Dari Abu Hurairah radhiyallahu ‘anhu, ia berkata: Rasulullah shallallahu alaihi wasallam bersabda: “Apabila lalat jatuh ke dalam minuman salah seorang diantara kalian maka hendaklah ia mencelupkannya kemudian membuangnya. Karena di salah satu sayapnya ada penyakit dan di sayap yang lain ada penawar”. Diriwayatkan oleh Bukhari[1] dan Abu Dawud[2], ia menambahkan: “Dan sesungguhnya lalat itu menjaga dirinya dengan sayap yang ada penyakitnya”.

 

Kosakata Dan Penjelasan

Adz-Dzubab: Lalat. Ia termasuk binatang yang paling lemah dan tidak memiliki tempat menetap. Karena itu Allah menjadikannya sebagai perumpamaan: “Hai manusia, telah dibuat perumpamaan, maka dengarkanlah olehmu perumpamaan itu. Sesungguhnya segala yang kamu seru selain Allah sekali-kali tidak dapat menciptakan seekor lalat pun, walaupun mereka bersatu untuk menciptakannya”. (al-Hajj: 73) Disamping tantangan yang terkait dengan ayat kauniyah ini, juga terdapat tantangan yang terkait dengan ayat syar’iyah: “Katakanlah: ‘Sesungguhnya jika manusia dan jin berkumpul untuk membuat yang serupa al-Quran ini, niscaya mereka tidak akan dapat membuat yang serupa dengannya, sekalipun sebagian mereka menjadi pembantu bagi sebagian yang lain”. (al-Isra’: 88)

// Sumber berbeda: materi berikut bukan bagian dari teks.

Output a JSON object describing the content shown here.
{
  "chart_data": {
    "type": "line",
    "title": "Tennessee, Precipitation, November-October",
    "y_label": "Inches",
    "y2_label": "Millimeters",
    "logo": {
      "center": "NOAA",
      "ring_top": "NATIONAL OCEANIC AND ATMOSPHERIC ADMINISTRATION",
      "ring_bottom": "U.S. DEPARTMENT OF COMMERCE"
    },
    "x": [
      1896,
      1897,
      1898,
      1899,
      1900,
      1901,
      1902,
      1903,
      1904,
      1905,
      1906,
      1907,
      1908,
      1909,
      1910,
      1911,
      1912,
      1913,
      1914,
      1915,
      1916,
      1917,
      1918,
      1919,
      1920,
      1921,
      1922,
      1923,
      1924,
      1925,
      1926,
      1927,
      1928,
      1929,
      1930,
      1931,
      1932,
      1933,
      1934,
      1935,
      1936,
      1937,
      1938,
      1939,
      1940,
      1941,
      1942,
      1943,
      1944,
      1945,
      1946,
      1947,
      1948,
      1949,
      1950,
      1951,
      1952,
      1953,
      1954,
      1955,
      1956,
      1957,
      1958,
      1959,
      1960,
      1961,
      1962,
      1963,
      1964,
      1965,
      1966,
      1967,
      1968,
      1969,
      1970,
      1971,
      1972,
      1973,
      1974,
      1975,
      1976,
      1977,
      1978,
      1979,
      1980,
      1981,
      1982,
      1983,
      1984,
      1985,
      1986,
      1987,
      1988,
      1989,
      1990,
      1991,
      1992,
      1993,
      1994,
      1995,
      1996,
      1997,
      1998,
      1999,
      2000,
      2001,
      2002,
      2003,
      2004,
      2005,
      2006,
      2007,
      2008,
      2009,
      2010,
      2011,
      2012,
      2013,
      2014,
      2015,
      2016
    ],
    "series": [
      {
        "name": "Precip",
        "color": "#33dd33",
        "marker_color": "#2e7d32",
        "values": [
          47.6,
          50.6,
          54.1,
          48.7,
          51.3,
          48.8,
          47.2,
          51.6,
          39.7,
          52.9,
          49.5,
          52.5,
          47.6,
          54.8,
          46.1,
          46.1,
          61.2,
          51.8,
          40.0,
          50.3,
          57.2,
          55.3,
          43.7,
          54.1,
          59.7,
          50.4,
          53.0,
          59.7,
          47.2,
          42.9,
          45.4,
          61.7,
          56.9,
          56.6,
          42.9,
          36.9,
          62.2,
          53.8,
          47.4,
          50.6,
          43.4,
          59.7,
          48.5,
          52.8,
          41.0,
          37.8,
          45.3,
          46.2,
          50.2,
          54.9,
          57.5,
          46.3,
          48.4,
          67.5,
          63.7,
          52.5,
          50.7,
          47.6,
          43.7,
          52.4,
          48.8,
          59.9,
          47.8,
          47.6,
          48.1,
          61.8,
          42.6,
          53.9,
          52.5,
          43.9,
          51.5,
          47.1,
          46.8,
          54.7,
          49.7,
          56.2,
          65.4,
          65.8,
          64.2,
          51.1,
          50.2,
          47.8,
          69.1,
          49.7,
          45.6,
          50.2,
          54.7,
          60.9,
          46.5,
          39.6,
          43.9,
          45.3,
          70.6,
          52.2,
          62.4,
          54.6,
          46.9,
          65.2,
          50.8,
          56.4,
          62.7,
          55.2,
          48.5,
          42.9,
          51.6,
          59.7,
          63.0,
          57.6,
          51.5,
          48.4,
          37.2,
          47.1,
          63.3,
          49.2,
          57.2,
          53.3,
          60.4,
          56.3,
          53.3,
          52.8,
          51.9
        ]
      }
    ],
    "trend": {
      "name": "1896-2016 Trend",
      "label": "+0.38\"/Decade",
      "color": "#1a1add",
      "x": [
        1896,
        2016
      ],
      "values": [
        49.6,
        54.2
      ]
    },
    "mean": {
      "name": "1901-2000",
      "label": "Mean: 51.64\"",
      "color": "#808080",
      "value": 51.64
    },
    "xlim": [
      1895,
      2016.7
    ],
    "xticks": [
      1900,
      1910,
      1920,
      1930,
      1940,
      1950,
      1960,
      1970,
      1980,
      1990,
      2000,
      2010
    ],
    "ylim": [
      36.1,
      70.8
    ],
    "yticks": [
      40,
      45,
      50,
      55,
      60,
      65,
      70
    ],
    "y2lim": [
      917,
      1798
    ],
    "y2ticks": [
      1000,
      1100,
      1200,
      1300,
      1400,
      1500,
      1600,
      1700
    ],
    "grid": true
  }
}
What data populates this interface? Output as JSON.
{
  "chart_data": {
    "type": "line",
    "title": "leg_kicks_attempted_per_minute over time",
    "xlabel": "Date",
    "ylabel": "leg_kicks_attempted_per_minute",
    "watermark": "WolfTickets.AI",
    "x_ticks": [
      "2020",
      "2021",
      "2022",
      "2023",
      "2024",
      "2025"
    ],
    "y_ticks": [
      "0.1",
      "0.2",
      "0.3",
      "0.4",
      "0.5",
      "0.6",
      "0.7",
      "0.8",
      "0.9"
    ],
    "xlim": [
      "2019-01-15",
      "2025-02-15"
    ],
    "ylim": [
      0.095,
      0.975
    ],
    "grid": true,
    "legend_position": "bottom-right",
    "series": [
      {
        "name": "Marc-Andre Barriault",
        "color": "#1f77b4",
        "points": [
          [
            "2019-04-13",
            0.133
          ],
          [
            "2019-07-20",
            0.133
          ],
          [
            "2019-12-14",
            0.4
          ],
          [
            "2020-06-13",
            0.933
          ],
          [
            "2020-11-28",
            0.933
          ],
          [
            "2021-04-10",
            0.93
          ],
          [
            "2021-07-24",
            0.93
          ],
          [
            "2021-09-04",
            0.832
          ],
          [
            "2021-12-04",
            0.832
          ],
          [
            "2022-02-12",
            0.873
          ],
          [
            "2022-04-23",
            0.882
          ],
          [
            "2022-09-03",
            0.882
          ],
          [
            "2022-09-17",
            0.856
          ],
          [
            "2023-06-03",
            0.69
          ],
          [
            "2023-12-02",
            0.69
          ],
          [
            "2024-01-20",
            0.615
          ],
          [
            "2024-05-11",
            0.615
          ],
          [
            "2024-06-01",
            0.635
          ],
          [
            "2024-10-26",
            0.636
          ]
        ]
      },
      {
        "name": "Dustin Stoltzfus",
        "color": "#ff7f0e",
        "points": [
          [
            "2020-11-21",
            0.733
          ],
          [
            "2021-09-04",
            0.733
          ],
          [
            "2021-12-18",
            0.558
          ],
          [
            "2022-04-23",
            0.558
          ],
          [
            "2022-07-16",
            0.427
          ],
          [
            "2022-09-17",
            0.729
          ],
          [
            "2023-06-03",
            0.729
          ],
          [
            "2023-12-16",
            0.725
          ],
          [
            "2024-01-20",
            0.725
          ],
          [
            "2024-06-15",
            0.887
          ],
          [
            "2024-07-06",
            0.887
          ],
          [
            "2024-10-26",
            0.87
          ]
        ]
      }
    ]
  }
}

Syarab: Minuman. Kata ini mufrad (tunggal) yang di-idhafah-kan sehingga memiliki makna umum, yakni minuman apa saja: Air, susu, kuah atau apa saja yang cair.

Falyaghmishu: Hendaklah ia mencelupkannya. Berarti minuman itu harus cair supaya bisa dicelupkan, karena jika tidak cair maka tidak bisa dicelupkan. Seperti madu. Madu termasuk minuman tetapi tidak bisa dicelupkan ke dalamnya. Karena itu lalat yang jatuh ke dalam madu harus diambil dan madu yang di sekitarnya dibuang.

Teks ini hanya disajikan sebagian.